Class Name | Num. Train | Pct. Train | Num. Val | Pct. Val | Num. Test | Pct. Test |
---|---|---|---|---|---|---|
background | 6 | 97.48 | 2 | 94.54 | - | - |
vessel | 6 | 2.52 | 2 | 5.46 | - | - |
Training commands
To train models on a single server with one GPU. (default)
mim train mmseg ./configs/${CONFIG_PATH}
Testing commands
To test models on a single server with one GPU. (default)
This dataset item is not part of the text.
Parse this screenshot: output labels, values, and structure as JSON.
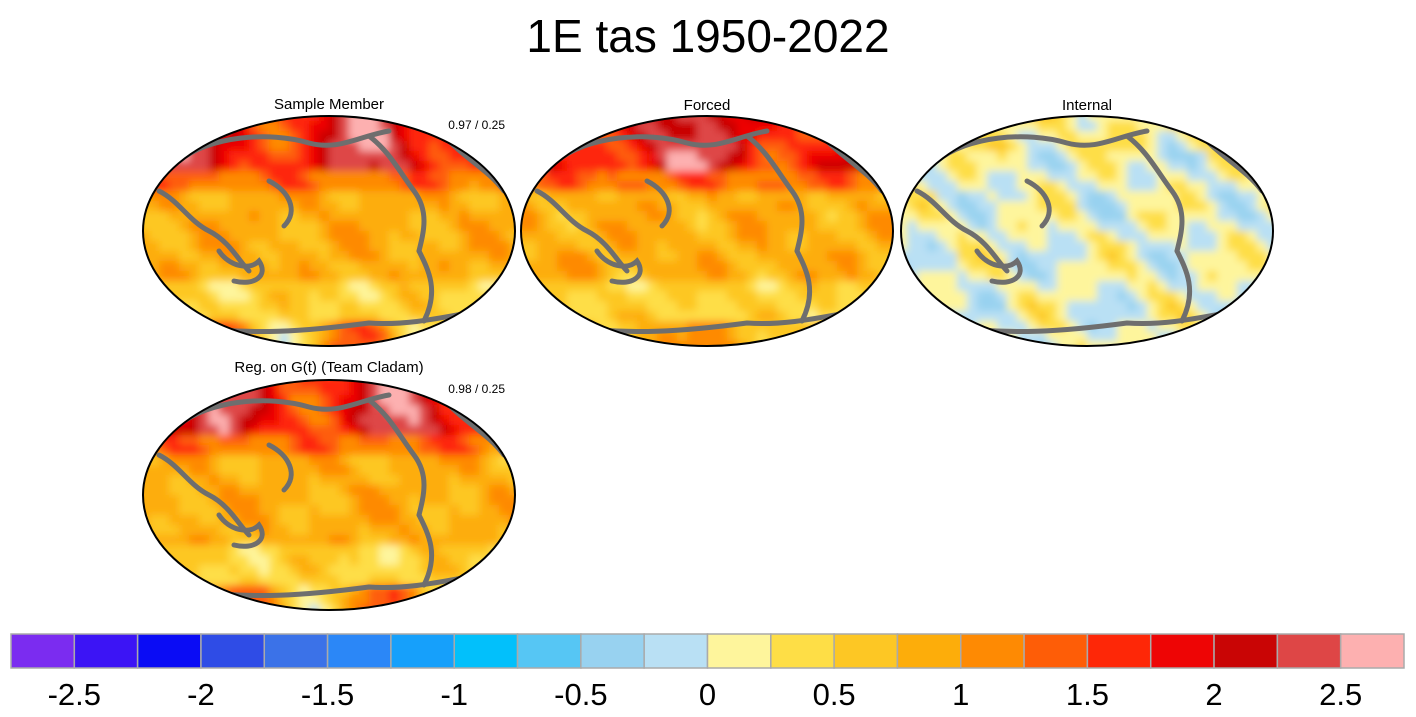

mim test mmseg ./configs/${CONFIG_PATH} --checkpoint ${CHECKPOINT_PATH}
Checklist
-
Milestone 1: PR-ready, and acceptable to be one of the
projects/
.-
Finish the code
-
Basic docstrings & proper citation
-
Test-time correctness
-
A full README
-
-
Milestone 2: Indicates a successful model implementation.
- Training-time correctness
-
Milestone 3: Good to be a part of our core package!
-
Type hints and docstrings
-
Unit tests
-
Code polishing
-
Metafile.yml
-
-
Move your modules into the core package following the codebase's file hierarchy structure.
-
Refactor your modules into the core package following the codebase's file hierarchy structure.